I’m running into an issue related to sending PyTorch tensors over
multiprocessing.Queues. Specifically, I have a system in which multiple background processes generate tensors and put them on individual queues, one queue per process. In the main process, I have one thread for each of these queues responsible for getting the tensors from the respective queue and processing them further. With this system, I occasionally get the following error in one of the consuming threads:
Exception in thread Thread-2: Traceback (most recent call last): File "/usr/lib/python3.6/threading.py", line 916, in _bootstrap_inner self.run() File "/usr/lib/python3.6/threading.py", line 864, in run self._target(*self._args, **self._kwargs) File "<redacted>", line 1262, in _queue_fetcher_thread_fn msg = self._inter_process_queue.get() File "/usr/lib/python3.6/multiprocessing/queues.py", line 113, in get return _ForkingPickler.loads(res) File "/usr/local/lib/python3.6/dist-packages/torch/multiprocessing/reductions.py", line 300, in rebuild_storage_fd shared_cache[fd_id(fd)] = StorageWeakRef(storage) File "/usr/local/lib/python3.6/dist-packages/torch/multiprocessing/reductions.py", line 60, in __setitem__ self.free_dead_references() File "/usr/local/lib/python3.6/dist-packages/torch/multiprocessing/reductions.py", line 67, in free_dead_references for key, storage_ref in list(self.items()): RuntimeError: dictionary changed size during iteration
As you can see, this error comes from PyTorch’s reductions.py where the tensors are unpickled. Specifically, this is the relevant passage (with some comments removed for brevity):
class SharedCache(dict): def __init__(self): self.limit = 128 self._after_fork() register_after_fork(self, SharedCache._after_fork) def _after_fork(self): self.lock = threading.Lock() def __setitem__(self, key, storage_ref): dict.__setitem__(self, key, storage_ref) if len(self) > self.limit: self.free_dead_references() def free_dead_references(self): # Multiple Python threads may call free_dead_references() concurrently. # Without a lock, they may try deleting the same entry multiple times. with self.lock: live = 0 for key, storage_ref in list(self.items()): if storage_ref.expired(): del self[key] else: live += 1 self.limit = max(128, live * 2) shared_cache = SharedCache()
This SharedCache class is essentially a dictionary with some additional functionality on top.
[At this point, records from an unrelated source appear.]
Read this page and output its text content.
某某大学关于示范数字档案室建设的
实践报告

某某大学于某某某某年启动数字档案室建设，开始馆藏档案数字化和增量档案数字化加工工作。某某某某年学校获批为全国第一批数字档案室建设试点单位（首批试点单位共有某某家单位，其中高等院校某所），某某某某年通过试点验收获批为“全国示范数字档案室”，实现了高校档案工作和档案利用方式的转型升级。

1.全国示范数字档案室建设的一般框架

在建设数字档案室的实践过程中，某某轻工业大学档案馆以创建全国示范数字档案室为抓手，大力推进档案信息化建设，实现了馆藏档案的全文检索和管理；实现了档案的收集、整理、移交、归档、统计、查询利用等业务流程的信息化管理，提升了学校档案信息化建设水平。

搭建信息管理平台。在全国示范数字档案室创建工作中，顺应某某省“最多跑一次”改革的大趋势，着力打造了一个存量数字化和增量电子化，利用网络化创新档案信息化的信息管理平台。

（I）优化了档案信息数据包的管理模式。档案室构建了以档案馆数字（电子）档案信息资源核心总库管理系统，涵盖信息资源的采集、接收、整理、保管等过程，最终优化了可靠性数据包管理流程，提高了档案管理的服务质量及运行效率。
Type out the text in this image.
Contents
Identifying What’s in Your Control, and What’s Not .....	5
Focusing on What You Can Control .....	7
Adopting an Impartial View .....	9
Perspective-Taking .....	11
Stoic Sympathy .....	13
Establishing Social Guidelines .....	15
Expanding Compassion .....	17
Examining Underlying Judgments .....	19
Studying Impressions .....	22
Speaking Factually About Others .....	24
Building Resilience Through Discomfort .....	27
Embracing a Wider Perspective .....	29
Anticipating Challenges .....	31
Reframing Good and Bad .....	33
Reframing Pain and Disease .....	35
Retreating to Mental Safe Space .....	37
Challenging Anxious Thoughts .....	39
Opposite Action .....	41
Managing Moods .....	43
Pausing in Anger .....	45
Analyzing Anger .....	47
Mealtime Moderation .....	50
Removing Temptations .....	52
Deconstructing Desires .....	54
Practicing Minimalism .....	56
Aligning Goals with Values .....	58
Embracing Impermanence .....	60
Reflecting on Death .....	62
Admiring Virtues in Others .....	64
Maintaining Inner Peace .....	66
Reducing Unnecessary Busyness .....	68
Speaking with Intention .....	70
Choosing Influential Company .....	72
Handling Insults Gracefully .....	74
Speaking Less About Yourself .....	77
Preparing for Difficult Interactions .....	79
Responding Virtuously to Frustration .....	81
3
Since shared_cache is a global variable, all threads use the same instance of SharedCache. The RuntimeError is raised in the
for-loop in the function
free_dead_references. The only explanation I can come up with of how this line could fail is the following:
It seems that
list(self.items()) is not an atomic operation since
self.items() returns a dictionary view which essentially works like an iterator (see for example here). If that’s the case, it could be that Thread 1 looses the GIL while running
list(self.items()). The GIL could then go to Thread 2, which could call
__setitem__ and modify the dictionary. So once Thread 1 gets the GIL again the dictionary size has changed and a RuntimeError is raised.
As you can see
free_dead_references explicitly uses a
threading.Lock to avoid multithreading issues. However,
__setitem__ does not use this lock, so the above scenario can occur. This suggests that the use of the lock should be moved to
__setitem__ as follows:
def __setitem__(self, key, storage_ref): with self.lock: dict.__setitem__(self, key, storage_ref) if len(self) > self.limit: self.free_dead_references()
So far, I have only seen this error twice during multi-GPU training jobs. I have been trying to replicate this issue with a minimal code example for a while, but haven’t had any luck yet.
Any input on whether my explanation above could be the actual issue would be appreciated. If so, I’m happy to contribute a PR. If not, I’d be very interested to hear your opinion on what might be going on here.